Limitations & Future Work¶
- Computational Scalability: The solver time of integer programming grows rapidly with the number of units. Currently, it is only suitable for small samples of up to several hundred units, requiring approximation algorithms for large-scale experiments.
- Insufficient Coverage: Under complete randomization with heavy-tailed data, the coverage of all bootstrap methods falls below the nominal level (87-91% vs 95%), with the slow convergence of the marginal distribution being the fundamental cause.
- Uncovered General Confounded Assignment: Only the asymptotic validity for individual assignment with bounded confounding is proved. Asymptotic validity for general confounding mechanisms is left for future work.
- Discretization Assumption: Continuous outcomes must be discretized to the support of the observed values. When the support of missing potential outcomes exceeds the observed range, the upper bound is no longer guaranteed to be valid.
- Covariate Dimension: Conditional marginal matching converges more slowly under high-dimensional/continuous covariates, and the practical improvement may be limited.
Related Work & Insights¶
- Neyman (1923): Foundational work for finite population causal inference, the starting point of variance decomposition.
- Aronow et al. (2014): Proved that the isotone copula is the variance-maximizing copula under complete randomization + DIM.

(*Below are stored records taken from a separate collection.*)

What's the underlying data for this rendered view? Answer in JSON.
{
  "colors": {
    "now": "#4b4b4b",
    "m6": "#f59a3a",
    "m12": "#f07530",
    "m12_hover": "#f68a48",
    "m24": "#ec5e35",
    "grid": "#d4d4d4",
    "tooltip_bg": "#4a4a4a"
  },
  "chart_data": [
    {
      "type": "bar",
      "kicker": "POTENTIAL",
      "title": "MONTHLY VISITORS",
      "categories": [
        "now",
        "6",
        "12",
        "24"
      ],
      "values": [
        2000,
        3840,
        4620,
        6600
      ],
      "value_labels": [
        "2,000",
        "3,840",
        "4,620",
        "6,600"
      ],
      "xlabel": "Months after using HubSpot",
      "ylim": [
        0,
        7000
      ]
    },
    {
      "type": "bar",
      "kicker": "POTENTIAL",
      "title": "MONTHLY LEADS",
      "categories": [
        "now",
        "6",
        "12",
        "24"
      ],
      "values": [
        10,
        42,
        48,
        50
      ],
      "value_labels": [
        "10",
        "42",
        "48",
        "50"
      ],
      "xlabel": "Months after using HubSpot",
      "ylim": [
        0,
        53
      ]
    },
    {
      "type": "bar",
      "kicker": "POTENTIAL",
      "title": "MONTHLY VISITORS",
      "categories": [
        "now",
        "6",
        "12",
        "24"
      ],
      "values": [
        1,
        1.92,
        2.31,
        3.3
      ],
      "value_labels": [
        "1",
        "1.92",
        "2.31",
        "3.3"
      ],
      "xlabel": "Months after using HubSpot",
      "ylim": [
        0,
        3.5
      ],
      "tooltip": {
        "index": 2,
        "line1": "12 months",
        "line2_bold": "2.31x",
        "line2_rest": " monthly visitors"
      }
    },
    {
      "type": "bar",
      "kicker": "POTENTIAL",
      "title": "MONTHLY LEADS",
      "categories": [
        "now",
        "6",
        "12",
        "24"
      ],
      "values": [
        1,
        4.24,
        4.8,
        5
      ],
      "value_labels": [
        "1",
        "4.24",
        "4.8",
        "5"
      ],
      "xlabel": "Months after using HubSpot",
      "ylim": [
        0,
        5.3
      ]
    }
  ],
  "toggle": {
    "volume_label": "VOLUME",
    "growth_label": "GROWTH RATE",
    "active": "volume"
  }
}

- Imbens & Menzel (2021): Proposed the causal bootstrap resampling method, which is the direct predecessor of this work.
- Harshaw et al. (2021): Obtained quadratic variance bounds via convex optimization, but limited to quadratic forms.
- Ji et al. (2023): Estimated bounds of joint distribution functionals using optimal transport, a dual method but does not explicitly solve the coupling.
- Insight: Transforming unidentifiable problems in causal inference into mathematical programming problems is a general paradigm, which can be extended to other counterfactual estimation tasks.
Rating¶
- Novelty: ⭐⭐⭐⭐ — The approach of solving for the worst-case copula using integer programming is highly novel, unlocking previously intractable design \(\times\) estimator combinations.
- Experimental Thoroughness: ⭐⭐⭐ — The simulation design with IMF GDP data is reasonable, but it only uses one dataset, lacking validation on a wider variety of real-world scenarios.
- Writing Quality: ⭐⭐⭐⭐ — Clear development from simple to general cases, with mathematically complete theoretical proofs.
- Value: ⭐⭐⭐⭐ — Possesses direct practical value for small-sample causal inference scenarios like spatial experiments.